Before importing of exporting FMCG and agricultural products, the seller has to present the labeling declaration with a number of requirenments, such as: 

1) All the information about the product has to be printed on a label securely affixed to the package or printed on the package itself;

2) All lables on the package have to be printed in Engish;

3) All products with false, misleading or deceprive representation are not allowed to be placed on the market;

4) The content on the label has to be clear, prominent, indelible, and readily legible by the consumer.
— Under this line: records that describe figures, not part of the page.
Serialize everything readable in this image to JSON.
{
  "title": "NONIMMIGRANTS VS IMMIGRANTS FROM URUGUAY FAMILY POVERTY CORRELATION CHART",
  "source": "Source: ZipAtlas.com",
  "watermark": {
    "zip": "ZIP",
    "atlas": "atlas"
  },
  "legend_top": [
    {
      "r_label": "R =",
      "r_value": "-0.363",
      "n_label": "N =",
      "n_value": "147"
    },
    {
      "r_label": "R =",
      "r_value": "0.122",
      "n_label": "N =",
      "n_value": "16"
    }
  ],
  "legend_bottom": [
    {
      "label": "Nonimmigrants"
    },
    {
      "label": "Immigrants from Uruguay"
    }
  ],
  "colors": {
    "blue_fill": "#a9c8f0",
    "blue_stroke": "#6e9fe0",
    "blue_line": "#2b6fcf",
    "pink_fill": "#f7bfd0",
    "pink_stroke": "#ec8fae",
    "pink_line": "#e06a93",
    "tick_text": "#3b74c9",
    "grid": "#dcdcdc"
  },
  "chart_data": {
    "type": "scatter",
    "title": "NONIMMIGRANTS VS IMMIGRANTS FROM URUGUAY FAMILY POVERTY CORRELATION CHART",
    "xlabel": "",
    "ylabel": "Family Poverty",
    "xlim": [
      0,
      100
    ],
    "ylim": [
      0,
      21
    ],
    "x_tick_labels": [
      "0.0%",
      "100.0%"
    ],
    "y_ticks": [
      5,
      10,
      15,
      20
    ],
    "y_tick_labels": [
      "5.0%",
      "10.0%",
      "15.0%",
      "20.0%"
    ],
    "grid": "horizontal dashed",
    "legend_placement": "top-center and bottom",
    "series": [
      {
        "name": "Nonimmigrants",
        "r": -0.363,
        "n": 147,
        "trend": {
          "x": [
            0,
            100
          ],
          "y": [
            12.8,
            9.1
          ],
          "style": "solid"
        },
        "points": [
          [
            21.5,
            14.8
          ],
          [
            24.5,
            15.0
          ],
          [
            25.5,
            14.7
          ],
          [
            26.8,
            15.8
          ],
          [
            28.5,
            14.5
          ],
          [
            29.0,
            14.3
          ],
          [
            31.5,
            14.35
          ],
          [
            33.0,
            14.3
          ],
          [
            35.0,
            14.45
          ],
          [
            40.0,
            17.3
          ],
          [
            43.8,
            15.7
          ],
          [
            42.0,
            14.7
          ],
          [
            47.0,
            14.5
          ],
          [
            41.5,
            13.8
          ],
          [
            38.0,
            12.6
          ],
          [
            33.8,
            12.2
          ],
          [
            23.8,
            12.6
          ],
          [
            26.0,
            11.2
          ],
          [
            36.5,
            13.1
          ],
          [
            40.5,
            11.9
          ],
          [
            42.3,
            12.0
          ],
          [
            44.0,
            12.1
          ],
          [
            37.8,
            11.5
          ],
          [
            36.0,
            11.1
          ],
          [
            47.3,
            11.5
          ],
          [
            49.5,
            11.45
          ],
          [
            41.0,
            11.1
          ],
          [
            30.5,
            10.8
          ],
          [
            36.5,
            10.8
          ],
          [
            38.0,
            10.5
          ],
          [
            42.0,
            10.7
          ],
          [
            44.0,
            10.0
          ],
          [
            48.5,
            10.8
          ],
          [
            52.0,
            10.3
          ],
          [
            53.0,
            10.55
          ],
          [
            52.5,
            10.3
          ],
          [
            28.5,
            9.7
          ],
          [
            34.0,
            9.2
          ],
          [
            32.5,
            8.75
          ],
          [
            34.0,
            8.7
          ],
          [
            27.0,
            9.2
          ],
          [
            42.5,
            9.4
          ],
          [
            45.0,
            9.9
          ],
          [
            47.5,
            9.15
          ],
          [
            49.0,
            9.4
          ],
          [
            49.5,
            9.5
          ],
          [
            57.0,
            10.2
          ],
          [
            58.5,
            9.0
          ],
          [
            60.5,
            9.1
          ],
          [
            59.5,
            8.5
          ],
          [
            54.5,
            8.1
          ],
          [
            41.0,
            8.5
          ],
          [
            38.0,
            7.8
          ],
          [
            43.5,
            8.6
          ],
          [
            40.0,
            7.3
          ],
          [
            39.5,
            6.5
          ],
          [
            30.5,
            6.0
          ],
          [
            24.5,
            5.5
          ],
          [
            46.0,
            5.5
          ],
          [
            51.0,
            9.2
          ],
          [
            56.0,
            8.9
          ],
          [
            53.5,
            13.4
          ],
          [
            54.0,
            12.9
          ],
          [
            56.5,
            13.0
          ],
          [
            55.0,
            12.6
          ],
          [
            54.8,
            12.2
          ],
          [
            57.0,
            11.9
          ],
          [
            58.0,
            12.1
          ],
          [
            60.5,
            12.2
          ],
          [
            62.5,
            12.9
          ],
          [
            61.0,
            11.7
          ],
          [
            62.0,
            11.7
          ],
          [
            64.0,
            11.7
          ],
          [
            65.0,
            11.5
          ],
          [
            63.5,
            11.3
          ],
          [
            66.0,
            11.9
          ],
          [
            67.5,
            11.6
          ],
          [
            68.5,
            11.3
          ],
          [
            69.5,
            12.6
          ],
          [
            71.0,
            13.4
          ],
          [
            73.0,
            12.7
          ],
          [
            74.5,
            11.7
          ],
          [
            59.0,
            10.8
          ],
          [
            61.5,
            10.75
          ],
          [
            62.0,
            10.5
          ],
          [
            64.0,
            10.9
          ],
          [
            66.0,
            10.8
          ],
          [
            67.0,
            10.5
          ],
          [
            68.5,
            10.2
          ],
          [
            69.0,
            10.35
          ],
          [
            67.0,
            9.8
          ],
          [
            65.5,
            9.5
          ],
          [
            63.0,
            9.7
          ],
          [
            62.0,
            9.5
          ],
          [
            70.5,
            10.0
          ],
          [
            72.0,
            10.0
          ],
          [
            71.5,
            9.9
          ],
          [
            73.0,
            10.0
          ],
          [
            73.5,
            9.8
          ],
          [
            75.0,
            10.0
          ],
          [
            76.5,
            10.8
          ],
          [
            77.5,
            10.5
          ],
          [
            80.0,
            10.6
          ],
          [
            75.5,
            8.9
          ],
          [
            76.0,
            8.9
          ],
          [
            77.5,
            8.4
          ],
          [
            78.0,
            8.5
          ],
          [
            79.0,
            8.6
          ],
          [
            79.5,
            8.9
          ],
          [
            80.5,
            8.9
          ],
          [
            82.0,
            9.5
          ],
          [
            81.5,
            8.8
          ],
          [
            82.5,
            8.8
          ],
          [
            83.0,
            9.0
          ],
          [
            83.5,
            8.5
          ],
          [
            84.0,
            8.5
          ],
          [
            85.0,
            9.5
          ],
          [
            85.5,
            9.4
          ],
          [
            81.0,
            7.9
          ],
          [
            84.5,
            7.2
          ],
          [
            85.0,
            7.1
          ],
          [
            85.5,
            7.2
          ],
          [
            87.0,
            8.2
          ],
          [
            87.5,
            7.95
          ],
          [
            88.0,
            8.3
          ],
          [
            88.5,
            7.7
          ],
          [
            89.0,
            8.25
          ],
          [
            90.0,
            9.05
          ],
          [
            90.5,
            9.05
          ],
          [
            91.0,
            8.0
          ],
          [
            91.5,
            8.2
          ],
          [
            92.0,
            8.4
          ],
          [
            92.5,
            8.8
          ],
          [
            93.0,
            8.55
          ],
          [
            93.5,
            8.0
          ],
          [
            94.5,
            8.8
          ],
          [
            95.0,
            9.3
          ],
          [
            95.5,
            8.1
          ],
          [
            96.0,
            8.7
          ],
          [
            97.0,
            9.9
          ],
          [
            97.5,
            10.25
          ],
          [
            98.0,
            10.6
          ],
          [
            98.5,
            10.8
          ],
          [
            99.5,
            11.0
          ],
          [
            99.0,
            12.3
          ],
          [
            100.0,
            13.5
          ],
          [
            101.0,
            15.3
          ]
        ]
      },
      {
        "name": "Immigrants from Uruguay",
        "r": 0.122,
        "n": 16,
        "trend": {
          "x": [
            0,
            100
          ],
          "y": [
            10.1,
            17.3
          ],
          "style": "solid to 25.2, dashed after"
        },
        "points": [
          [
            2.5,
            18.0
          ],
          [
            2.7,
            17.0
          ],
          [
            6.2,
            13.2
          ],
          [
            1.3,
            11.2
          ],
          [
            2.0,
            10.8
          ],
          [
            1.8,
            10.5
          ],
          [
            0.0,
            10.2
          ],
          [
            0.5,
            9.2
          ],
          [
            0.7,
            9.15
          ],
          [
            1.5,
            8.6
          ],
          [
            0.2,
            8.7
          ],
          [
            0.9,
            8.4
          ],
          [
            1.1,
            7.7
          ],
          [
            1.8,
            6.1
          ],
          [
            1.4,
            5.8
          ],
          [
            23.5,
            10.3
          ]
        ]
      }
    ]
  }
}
The governance is sceptic about pre-packaged food. That is why, they have elaborated a number of items which have to be presented on the label before the products' export or import. These are:

1) The name of the food (the name of food shall include trade name or description of food contained in the package);

2) List of ingredients, except for single ingredient foods (the list shall be declared on the label, in descending order of their composition by weight or volume);  

3) Nutritional information (all nutritional facts per 100 gram or 100 ml);

4) Declaration regarding vegetarian and non vegetarian (vegetarian food must have a symbol consisting of green color-filled circle inside a square with a green outline prominently displayed on the package; non-vegitarian must have a symbol of a brown color-filled circle inside a square with a brown outline prominently displayed on the package);

5) Declaration of food additives;

6) Name and address of the manufacturer (the label shall carry the name and complete address of the manufacturing or packing or bottling unit and also the name and complete address of the manufacturer or the company for and whose behalf it is manufactured or packed or bottled);

7) Net quantity (by weight or volume or number, shall be declared on every package of food);

8) Lot/code/batch identification (a mark of identification by which the food can be traced in the manufacture and identify in the distribution shall be given on the label);

9) Date of manufacture or packing (the date, month and year in which the commodity is manufactured, packed or pre-packed, shall be given on the label);

10) Best before date or use by date or date of expiry (the month and year in capital letters up to which the product is best for consumption);

11) Country of origin;

12) Instructions for use, if applicable (if necessary, shall be included on the label to ensure correct utilization of the food).

Raw agricultural commodities, spice mixes, condiments, non-nutritive products, alcoholic beverages, fruits and vegetables, processed pre-packaged vegetables and fruits are exempted from nutritional labeling requirements.